There were pictures from his pop’s time in ’Nam and a wedding photo of both of his parents. His mom, Jennifer, looked so young and happy. Her curly black hair had been tamed to straightness for the day, and her dark-brown eyes glinted with joy. She wore a strapless white gown with beading down the front and a veil that made her look like a princess. Joel wished he remembered more about her. He only had a few precious memories, and sometimes he worried he’d made those up.
And his father? Well, he looked like an old man marrying his daughter. Fifty-eight to his mother’s twenty-six, he was already balding, but he had a handsome grin and a possessive arm around Jennifer’s shoulders. His knuckles were white with the force of his grip, and Joel sometimes wondered if he’d ever hit her too.
He hoped the violence was just for him. Somehow it made Joel feel better to think his mother never knew how mean Pop could be.

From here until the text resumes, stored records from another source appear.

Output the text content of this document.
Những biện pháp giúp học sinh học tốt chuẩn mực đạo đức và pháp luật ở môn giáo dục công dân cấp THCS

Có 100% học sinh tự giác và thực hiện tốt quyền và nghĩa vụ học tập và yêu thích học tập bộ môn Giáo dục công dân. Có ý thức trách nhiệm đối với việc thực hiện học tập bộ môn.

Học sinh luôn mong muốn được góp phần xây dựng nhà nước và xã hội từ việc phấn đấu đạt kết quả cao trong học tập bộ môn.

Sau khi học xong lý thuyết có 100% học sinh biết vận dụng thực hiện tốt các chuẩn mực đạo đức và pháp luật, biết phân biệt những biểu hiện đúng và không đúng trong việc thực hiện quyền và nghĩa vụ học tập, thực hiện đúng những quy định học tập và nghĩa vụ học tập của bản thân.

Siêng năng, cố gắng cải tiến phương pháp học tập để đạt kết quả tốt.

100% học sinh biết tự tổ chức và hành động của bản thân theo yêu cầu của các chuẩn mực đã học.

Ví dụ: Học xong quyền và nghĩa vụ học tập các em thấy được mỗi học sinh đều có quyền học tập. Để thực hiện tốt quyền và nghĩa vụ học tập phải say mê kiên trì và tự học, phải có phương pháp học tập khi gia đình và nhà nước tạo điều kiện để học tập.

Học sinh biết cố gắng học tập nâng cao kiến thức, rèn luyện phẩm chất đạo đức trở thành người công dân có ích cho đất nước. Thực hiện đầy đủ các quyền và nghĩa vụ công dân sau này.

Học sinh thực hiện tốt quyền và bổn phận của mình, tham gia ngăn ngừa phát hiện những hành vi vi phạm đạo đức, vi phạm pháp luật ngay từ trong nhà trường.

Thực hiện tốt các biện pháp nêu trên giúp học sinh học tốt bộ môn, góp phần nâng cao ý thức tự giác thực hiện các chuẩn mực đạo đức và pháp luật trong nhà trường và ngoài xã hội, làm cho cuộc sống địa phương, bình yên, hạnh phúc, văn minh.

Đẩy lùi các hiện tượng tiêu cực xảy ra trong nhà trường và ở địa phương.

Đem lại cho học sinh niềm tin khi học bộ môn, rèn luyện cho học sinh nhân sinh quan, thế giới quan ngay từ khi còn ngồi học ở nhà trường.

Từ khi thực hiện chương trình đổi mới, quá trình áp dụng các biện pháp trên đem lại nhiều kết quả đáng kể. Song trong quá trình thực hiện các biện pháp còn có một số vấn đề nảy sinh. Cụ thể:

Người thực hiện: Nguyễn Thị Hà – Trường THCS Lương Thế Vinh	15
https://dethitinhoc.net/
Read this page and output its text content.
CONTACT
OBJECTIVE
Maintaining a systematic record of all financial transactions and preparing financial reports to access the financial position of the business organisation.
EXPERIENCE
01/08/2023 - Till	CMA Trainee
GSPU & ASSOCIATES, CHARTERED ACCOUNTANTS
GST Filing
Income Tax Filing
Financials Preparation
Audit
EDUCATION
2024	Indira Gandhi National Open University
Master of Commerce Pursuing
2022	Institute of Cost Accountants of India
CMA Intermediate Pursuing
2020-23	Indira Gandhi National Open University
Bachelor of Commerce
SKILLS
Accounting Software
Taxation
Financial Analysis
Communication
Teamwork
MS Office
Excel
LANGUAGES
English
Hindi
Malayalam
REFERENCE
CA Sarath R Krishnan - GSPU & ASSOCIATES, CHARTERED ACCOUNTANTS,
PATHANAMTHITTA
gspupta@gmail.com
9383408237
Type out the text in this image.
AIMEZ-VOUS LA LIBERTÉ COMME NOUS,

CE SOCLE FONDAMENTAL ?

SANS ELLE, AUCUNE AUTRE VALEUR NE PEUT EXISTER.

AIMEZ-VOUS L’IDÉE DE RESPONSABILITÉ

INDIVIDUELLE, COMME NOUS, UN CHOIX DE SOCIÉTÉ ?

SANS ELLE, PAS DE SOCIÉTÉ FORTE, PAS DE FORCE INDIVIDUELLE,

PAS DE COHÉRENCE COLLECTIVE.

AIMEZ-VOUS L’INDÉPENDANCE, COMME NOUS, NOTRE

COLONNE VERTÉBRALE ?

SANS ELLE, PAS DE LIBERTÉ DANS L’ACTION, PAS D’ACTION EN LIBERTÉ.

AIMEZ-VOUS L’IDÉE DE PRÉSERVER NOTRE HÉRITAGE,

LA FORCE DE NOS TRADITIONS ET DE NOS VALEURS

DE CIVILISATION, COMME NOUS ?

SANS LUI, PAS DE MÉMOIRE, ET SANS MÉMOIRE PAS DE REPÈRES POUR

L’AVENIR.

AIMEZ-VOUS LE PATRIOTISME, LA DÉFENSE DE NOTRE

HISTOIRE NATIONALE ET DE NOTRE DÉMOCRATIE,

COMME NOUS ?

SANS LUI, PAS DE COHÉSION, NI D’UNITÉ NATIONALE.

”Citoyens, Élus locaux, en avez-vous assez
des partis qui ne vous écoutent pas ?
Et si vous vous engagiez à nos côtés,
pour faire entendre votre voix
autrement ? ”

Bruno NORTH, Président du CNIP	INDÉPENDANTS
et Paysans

In the end, he supposed it didn’t matter. His mom was long dead, and soon enough his pop would be as well. Inexplicably, given how much of an asshole Charlie was, Joel still kind of hoped Jennifer would be waiting for him on the other side. Becca had asked him not long ago if he even loved his pop, and Joel guessed that was love, holding that hope for him. It was the only kind of love Joel gave the man who raised him. Unless you counted the Egg McMuffin. And he did.